Concord has another controversy to chew on but not the one they think. The School board just appointed an interim Superintendent, Kathleen Murphy, after the Howie Leung incident knocked the previous one from her perch (Look here to get caught up). But the temp is said to have baggage of their own.
Related: Nashua School District “Unofficial Policy” Looks Like Slippery Slope to Parkland
The weighty problem involves a family with a minority student from the candidate’s previous assignment in Hampton. They removed their daughter from school over incidents of racial bullying.
I’m sure there was bullying. I’ve related my own experience with public schools on the matter. And we’ve reported on the bullying train wreck in Nashua. Public Schools are almost incapable of getting this right. But that’s probably not the thing Concord parents need to fear.
It’s the culture that created a different sort of bullying. One you can find in part of Ms. Murphy’s response to questions about the situation in Hampton.
“We’ve discovered that its really about implicit bias,” Murphy said. “Our teachers, they do what they always do, they’re nurturers, they help provide the support systems, but I think in some cases we have all learned about our own implicit biases.”
Implicit bias is an unconsciously held set of associations about a particular group. Psychology Today explains it as, “influence in a systematic manner (i.e., you are biased) by elements in your environment (e.g., the skin color of the applicant) even though you did not intend to be influenced and were focusing on other things (i.e., it happened implicitly).”
In other words, you didn’t mean to be a racist sexist tool, but you were. And the same people who labeled this “human flaw” implicit bias believe they can socially re-engineer it out of us through the lens of their own implicit and explicit bias.
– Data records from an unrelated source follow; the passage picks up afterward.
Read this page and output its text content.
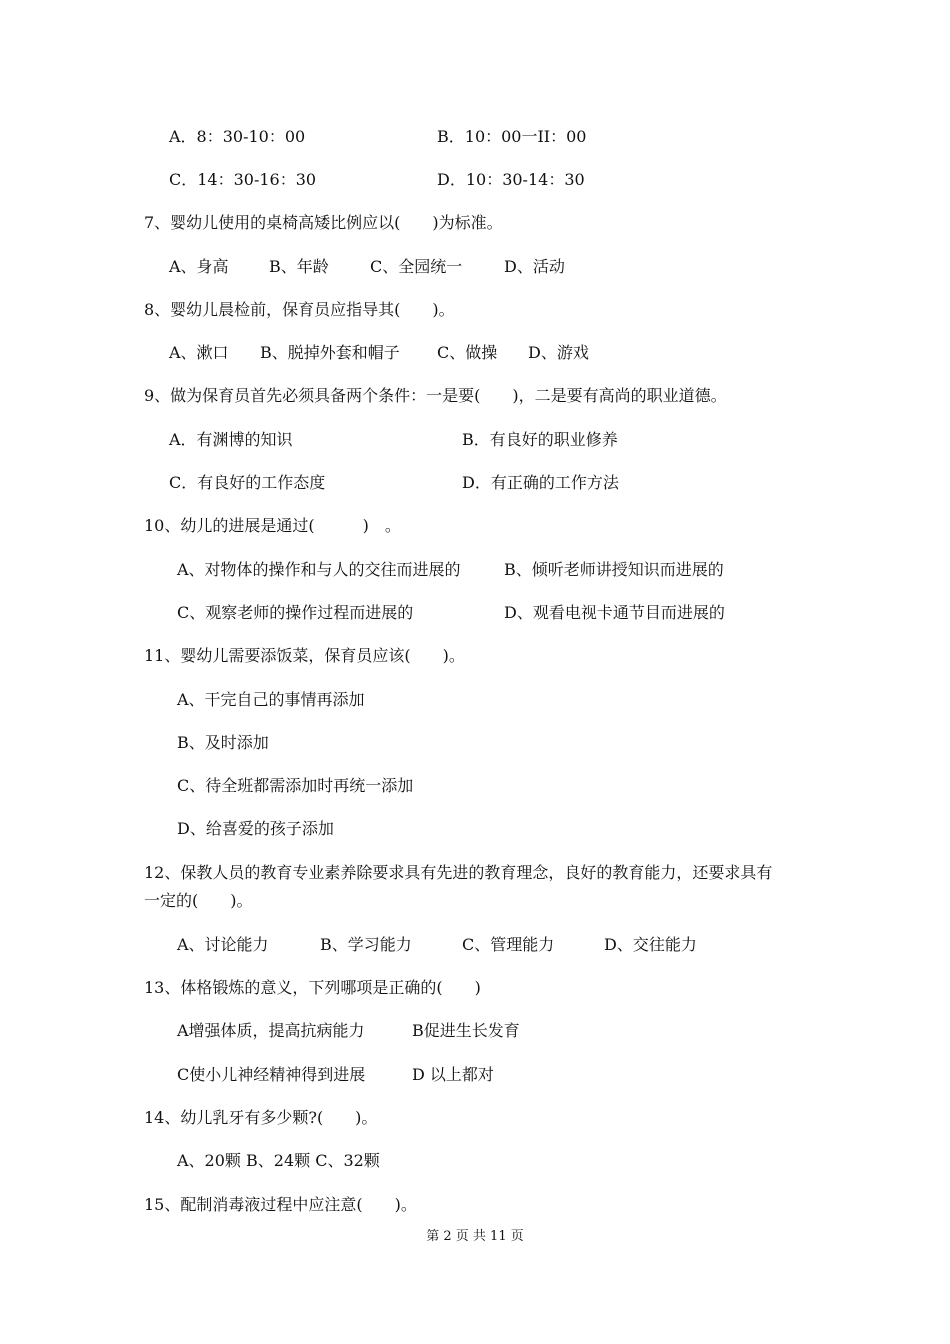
A．8：30-10：00	B．10：00一II：00
C．14：30-16：30	D．10：30-14：30

7、婴幼儿使用的桌椅高矮比例应以(　　)为标准。

A、身高	B、年龄	C、全园统一	D、活动

8、婴幼儿晨检前，保育员应指导其(　　)。

A、漱口 B、脱掉外套和帽子 C、做操 D、游戏

9、做为保育员首先必须具备两个条件：一是要(　　)，二是要有高尚的职业道德。

A．有渊博的知识	B．有良好的职业修养
C．有良好的工作态度	D．有正确的工作方法

10、幼儿的进展是通过(　　　)　。

A、对物体的操作和与人的交往而进展的	B、倾听老师讲授知识而进展的
C、观察老师的操作过程而进展的	D、观看电视卡通节目而进展的

11、婴幼儿需要添饭菜，保育员应该(　　)。

A、干完自己的事情再添加
B、及时添加
C、待全班都需添加时再统一添加
D、给喜爱的孩子添加

12、保教人员的教育专业素养除要求具有先进的教育理念，良好的教育能力，还要求具有

一定的(　　)。

A、讨论能力	B、学习能力	C、管理能力	D、交往能力

13、体格锻炼的意义，下列哪项是正确的(　　)

A增强体质，提高抗病能力	B促进生长发育
C使小儿神经精神得到进展	D 以上都对

14、幼儿乳牙有多少颗?(　　)。

A、20颗 B、24颗 C、32颗

15、配制消毒液过程中应注意(　　)。

第 2 页 共 11 页
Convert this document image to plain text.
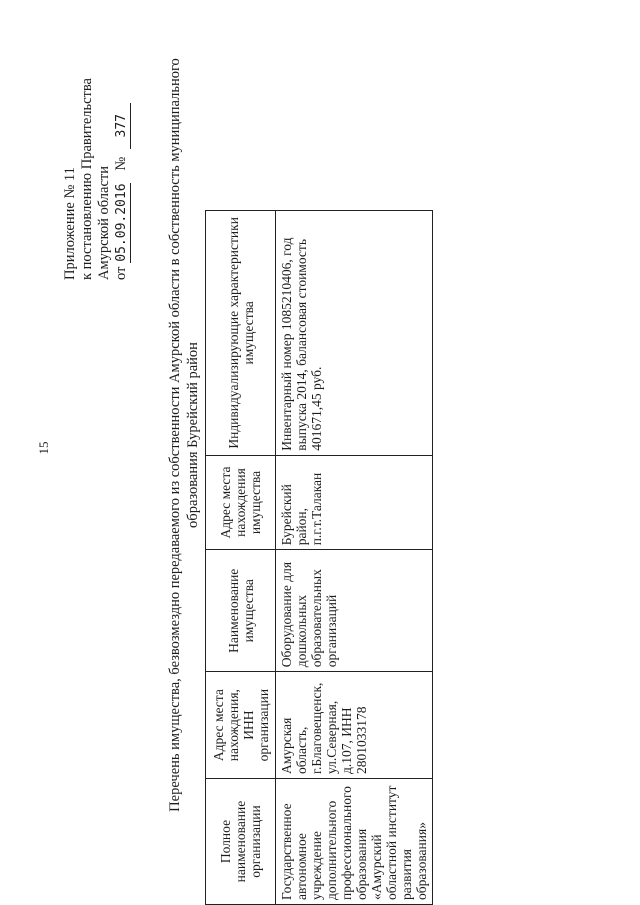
15
Приложение № 11 к постановлению Правительства Амурской области от05.09.2016№377	Перечень имущества, безвозмездно передаваемого из собственности Амурской области в собственность муниципального образования Бурейский район
Полное наименование организации	Адрес места нахождения, ИНН организации	Наименование имущества	Адрес места нахождения имущества	Индивидуализирующие характеристики имущества
Государственное автономное учреждение дополнительного профессионального образования «Амурский областной институт развития образования»	Амурская область, г.Благовещенск, ул.Северная, д.107, ИНН 2801033178	Оборудование для дошкольных образовательных организаций	Бурейский район, п.г.т.Талакан	Инвентарный номер 1085210406, год выпуска 2014, балансовая стоимость 401671,45 руб.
Bullying it out, if you catch my drift.
To give it some imagery they want to put their Mao suit on your subconscious so that your conscious will wear it everywhere else it goes. All while deliberately creating factions and isolating us from each other with identity politics.
And that leads us to the real scandal; everyone involved is convinced they know better and if you balk at the ever-expanding budget, policies, enforcement, psyops, or the curriculum they choose to advance their agenda they will accuse you of explicit bias. They may even stoop to calling you a racist.
And that is not limited to the Concord School System.